Après deux ans d’absence, l’artiste Marc Séguin reprend la plume dans La Presse. Toutes les deux semaines, il proposera un regard unique sur l’actualité et sur le monde.

On s’y attendait un peu. Quatre-vingt-seize ans. À cet âge, il y a davantage de temps derrière que devant. « La reine est morte. » OK, me suis dit. Un peu comme lorsqu’on dit « il va pleuvoir ». Ah bon. Évidemment, s’il y a du linge sur la corde, c’est une autre affaire.

Pas question ici d’être pour ou contre la monarchie. Je respecte, même si parfois je remets en question, les codes qui survivent au temps. Ce symbole a tenu une grande place durant des siècles. Que l’on fasse dévotion à leurs têtes ou qu’on les coupe, les reines et les rois ont servi l’Histoire avec justesse et probité. Nécessaire aussi. On a besoin d’être guidés, même par symbole.

Des amis et connaissances l’ont rencontrée ou ont dîné avec elle. Paraît qu’elle avait un grand sens de l’humour. C’est reparti pour l’année ; ces amis vont encore me ressasser pour une énième fois leurs histoires avec elle, misère…

Dans l’enfance je construisais des châteaux de sable et les pièces d’un sou étaient les armoiries des deux camps. D’un côté le monde des feuilles d’érable et de l’autre le royaume d’une dame.

Dans mes guerres d’enfant, un jour c’était un bord qui gagnait, le lendemain c’était l’autre. C’était normal.

« La reine est morte, les enfants ont dit.

— Je sais.

– Est-ce qu’on va avoir congé demain ? »

Paraît qu’ailleurs, dans le pays où la reine est vraiment leur reine, les enfants n’auront pas d’école, le temps du deuil.

« Pourquoi pas nous ? a demandé le plus jeune.

— Parce que ce n’était pas vraiment notre reine. Comme à moitié. Elle nous a un peu été imposée. Y a des gens qui sont heureux de ça et d’autres qui sont contre… »

Que restera-t-il à dire sur Élisabeth II dans quelques jours ? Tous les angles auront été couverts. En long et en large. Jusqu’à plus soif.

Ma boss à La Presse a texté : « On jase : la reine, ça t’inspire ? »

J’ai joué à pile ou face avec un 25 cennes. Pile, je retourne à mes trucs, et face, j’y pense un peu. Vous jure que c’est tombé sur face.

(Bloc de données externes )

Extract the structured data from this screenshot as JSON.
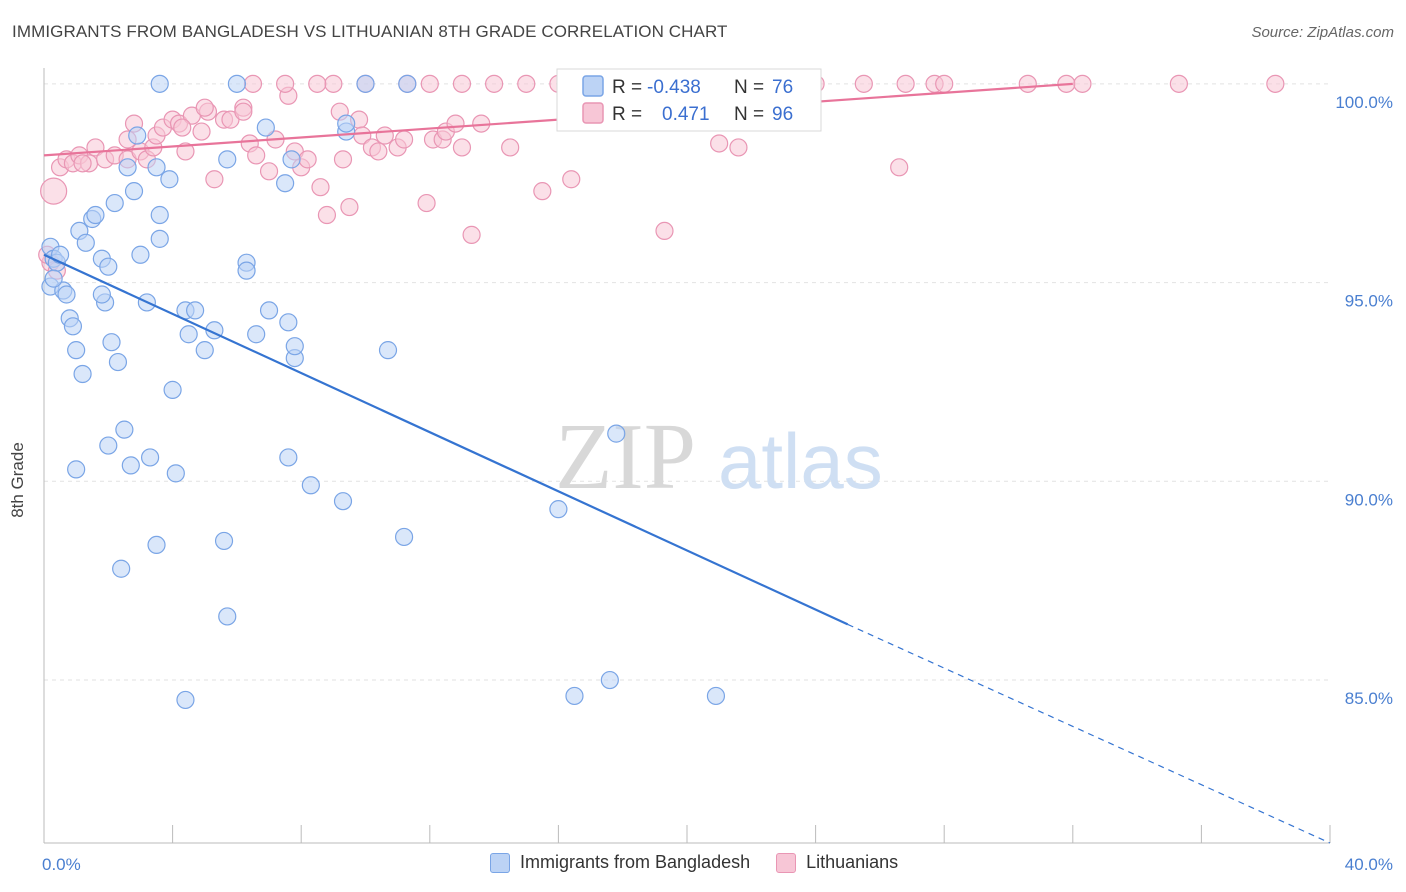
{
  "title": "IMMIGRANTS FROM BANGLADESH VS LITHUANIAN 8TH GRADE CORRELATION CHART",
  "source": "Source: ZipAtlas.com",
  "watermark": {
    "zip": "ZIP",
    "atlas": "atlas"
  },
  "colors": {
    "blue": "#3574d1",
    "blue_fill": "#bcd3f5",
    "pink": "#e8749a",
    "pink_fill": "#f7c6d6"
  },
  "legend": {
    "rows": [
      {
        "r_label": "R =",
        "r_value": "-0.438",
        "n_label": "N =",
        "n_value": "76"
      },
      {
        "r_label": "R =",
        "r_value": "0.471",
        "n_label": "N =",
        "n_value": "96"
      }
    ]
  },
  "bottom_legend": {
    "blue_label": "Immigrants from Bangladesh",
    "pink_label": "Lithuanians"
  },
  "chart_data": {
    "type": "scatter",
    "ylabel": "8th Grade",
    "x_tick_labels": [
      "0.0%",
      "40.0%"
    ],
    "y_tick_labels": [
      "100.0%",
      "95.0%",
      "90.0%",
      "85.0%"
    ],
    "xlim": [
      0,
      40
    ],
    "ylim": [
      80.9,
      100.6
    ],
    "grid": true,
    "series": [
      {
        "name": "Immigrants from Bangladesh",
        "color": "#3574d1",
        "trend": {
          "x0": 0,
          "y0": 95.7,
          "x1": 25.0,
          "y1": 86.4,
          "dash_to_x": 40,
          "dash_to_y": 80.9
        },
        "points": [
          [
            0.2,
            95.9
          ],
          [
            0.3,
            95.6
          ],
          [
            0.4,
            95.5
          ],
          [
            0.5,
            95.7
          ],
          [
            0.2,
            94.9
          ],
          [
            0.6,
            94.8
          ],
          [
            0.7,
            94.7
          ],
          [
            0.8,
            94.1
          ],
          [
            0.9,
            93.9
          ],
          [
            1.1,
            96.3
          ],
          [
            1.3,
            96.0
          ],
          [
            1.5,
            96.6
          ],
          [
            1.6,
            96.7
          ],
          [
            1.8,
            95.6
          ],
          [
            2.2,
            97.0
          ],
          [
            2.6,
            97.9
          ],
          [
            2.8,
            97.3
          ],
          [
            2.9,
            98.7
          ],
          [
            3.0,
            95.7
          ],
          [
            3.2,
            94.5
          ],
          [
            3.5,
            97.9
          ],
          [
            3.6,
            96.1
          ],
          [
            3.6,
            96.7
          ],
          [
            3.9,
            97.6
          ],
          [
            4.4,
            94.3
          ],
          [
            4.5,
            93.7
          ],
          [
            4.7,
            94.3
          ],
          [
            5.0,
            93.3
          ],
          [
            5.3,
            93.8
          ],
          [
            5.7,
            98.1
          ],
          [
            6.3,
            95.5
          ],
          [
            6.3,
            95.3
          ],
          [
            6.6,
            93.7
          ],
          [
            6.9,
            98.9
          ],
          [
            7.0,
            94.3
          ],
          [
            7.5,
            97.5
          ],
          [
            7.7,
            98.1
          ],
          [
            7.6,
            94.0
          ],
          [
            7.8,
            93.1
          ],
          [
            7.8,
            93.4
          ],
          [
            9.4,
            98.8
          ],
          [
            9.4,
            99.0
          ],
          [
            3.6,
            100.0
          ],
          [
            6.0,
            100.0
          ],
          [
            10.0,
            100.0
          ],
          [
            1.0,
            93.3
          ],
          [
            1.2,
            92.7
          ],
          [
            2.1,
            93.5
          ],
          [
            2.3,
            93.0
          ],
          [
            4.0,
            92.3
          ],
          [
            2.5,
            91.3
          ],
          [
            2.0,
            90.9
          ],
          [
            3.3,
            90.6
          ],
          [
            2.7,
            90.4
          ],
          [
            1.0,
            90.3
          ],
          [
            4.1,
            90.2
          ],
          [
            7.6,
            90.6
          ],
          [
            8.3,
            89.9
          ],
          [
            9.3,
            89.5
          ],
          [
            3.5,
            88.4
          ],
          [
            5.6,
            88.5
          ],
          [
            2.4,
            87.8
          ],
          [
            11.2,
            88.6
          ],
          [
            5.7,
            86.6
          ],
          [
            4.4,
            84.5
          ],
          [
            10.7,
            93.3
          ],
          [
            16.0,
            89.3
          ],
          [
            17.8,
            91.2
          ],
          [
            16.5,
            84.6
          ],
          [
            17.6,
            85.0
          ],
          [
            20.9,
            84.6
          ],
          [
            11.3,
            100.0
          ],
          [
            1.9,
            94.5
          ],
          [
            1.8,
            94.7
          ],
          [
            2.0,
            95.4
          ],
          [
            0.3,
            95.1
          ]
        ]
      },
      {
        "name": "Lithuanians",
        "color": "#e8749a",
        "trend": {
          "x0": 0,
          "y0": 98.2,
          "x1": 32.0,
          "y1": 100.0
        },
        "points": [
          [
            0.3,
            97.3
          ],
          [
            0.5,
            97.9
          ],
          [
            0.7,
            98.1
          ],
          [
            0.9,
            98.0
          ],
          [
            1.1,
            98.2
          ],
          [
            1.4,
            98.0
          ],
          [
            1.6,
            98.4
          ],
          [
            1.9,
            98.1
          ],
          [
            2.2,
            98.2
          ],
          [
            2.6,
            98.1
          ],
          [
            2.6,
            98.6
          ],
          [
            3.0,
            98.3
          ],
          [
            3.2,
            98.1
          ],
          [
            3.4,
            98.4
          ],
          [
            3.5,
            98.7
          ],
          [
            3.7,
            98.9
          ],
          [
            4.0,
            99.1
          ],
          [
            4.2,
            99.0
          ],
          [
            4.4,
            98.3
          ],
          [
            4.6,
            99.2
          ],
          [
            4.9,
            98.8
          ],
          [
            5.1,
            99.3
          ],
          [
            5.3,
            97.6
          ],
          [
            5.6,
            99.1
          ],
          [
            5.8,
            99.1
          ],
          [
            6.2,
            99.4
          ],
          [
            6.2,
            99.3
          ],
          [
            6.4,
            98.5
          ],
          [
            6.6,
            98.2
          ],
          [
            7.0,
            97.8
          ],
          [
            7.2,
            98.6
          ],
          [
            7.6,
            99.7
          ],
          [
            7.8,
            98.3
          ],
          [
            8.0,
            97.9
          ],
          [
            8.2,
            98.1
          ],
          [
            8.6,
            97.4
          ],
          [
            8.8,
            96.7
          ],
          [
            9.2,
            99.3
          ],
          [
            9.3,
            98.1
          ],
          [
            9.5,
            96.9
          ],
          [
            9.8,
            99.1
          ],
          [
            9.9,
            98.7
          ],
          [
            10.2,
            98.4
          ],
          [
            10.4,
            98.3
          ],
          [
            10.6,
            98.7
          ],
          [
            11.0,
            98.4
          ],
          [
            11.2,
            98.6
          ],
          [
            11.9,
            97.0
          ],
          [
            12.1,
            98.6
          ],
          [
            12.4,
            98.6
          ],
          [
            12.5,
            98.8
          ],
          [
            13.0,
            98.4
          ],
          [
            13.3,
            96.2
          ],
          [
            14.5,
            98.4
          ],
          [
            15.5,
            97.3
          ],
          [
            16.4,
            97.6
          ],
          [
            19.3,
            96.3
          ],
          [
            21.0,
            98.5
          ],
          [
            21.6,
            98.4
          ],
          [
            26.6,
            97.9
          ],
          [
            6.5,
            100.0
          ],
          [
            7.5,
            100.0
          ],
          [
            9.0,
            100.0
          ],
          [
            10.0,
            100.0
          ],
          [
            11.3,
            100.0
          ],
          [
            12.0,
            100.0
          ],
          [
            13.0,
            100.0
          ],
          [
            14.0,
            100.0
          ],
          [
            15.0,
            100.0
          ],
          [
            16.0,
            100.0
          ],
          [
            17.0,
            100.0
          ],
          [
            18.5,
            100.0
          ],
          [
            19.5,
            100.0
          ],
          [
            20.5,
            100.0
          ],
          [
            21.5,
            100.0
          ],
          [
            22.5,
            100.0
          ],
          [
            24.0,
            100.0
          ],
          [
            25.5,
            100.0
          ],
          [
            26.8,
            100.0
          ],
          [
            27.7,
            100.0
          ],
          [
            28.0,
            100.0
          ],
          [
            30.6,
            100.0
          ],
          [
            31.8,
            100.0
          ],
          [
            32.3,
            100.0
          ],
          [
            35.3,
            100.0
          ],
          [
            38.3,
            100.0
          ],
          [
            8.5,
            100.0
          ],
          [
            12.8,
            99.0
          ],
          [
            13.6,
            99.0
          ],
          [
            0.2,
            95.5
          ],
          [
            0.1,
            95.7
          ],
          [
            0.4,
            95.3
          ],
          [
            1.2,
            98.0
          ],
          [
            2.8,
            99.0
          ],
          [
            4.3,
            98.9
          ],
          [
            5.0,
            99.4
          ]
        ]
      }
    ]
  }
}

Ce n’est pas la reine d’Angleterre qui a inspiré ce texte, mais une femme. Digne et forte. Un modèle depuis l’enfance. Au-delà des codes et des couronnes. Une femme symbolique et réelle. Le contraire des princesses nunuches. Un phare à travers sept décennies, en bonne et due forme, m’a-t-on raconté. Le contraire de la reine de TQS ou de la reine des Neiges ou de la Queen of Pop. Chaque jour sous mes yeux. Un peu moins depuis les virements et les transferts électroniques, mais quand même toujours un peu là.

Vous comprendrez que je ne verserai pas de larmes. Il n’y aura pas d’épanchement ni de drapeau en berne à la maison. Mais durant une fraction de seconde, j’ai remercié la providence qu’une femme ait été au premier plan d’un monde parfois mal ajusté et tout croche pendant 70 ans. Rassurante, non pas par son genre ou parce qu’on lui trouvera des qualités féminines, mais par une rigueur, une intelligence sensible et un sens du devoir irréprochable.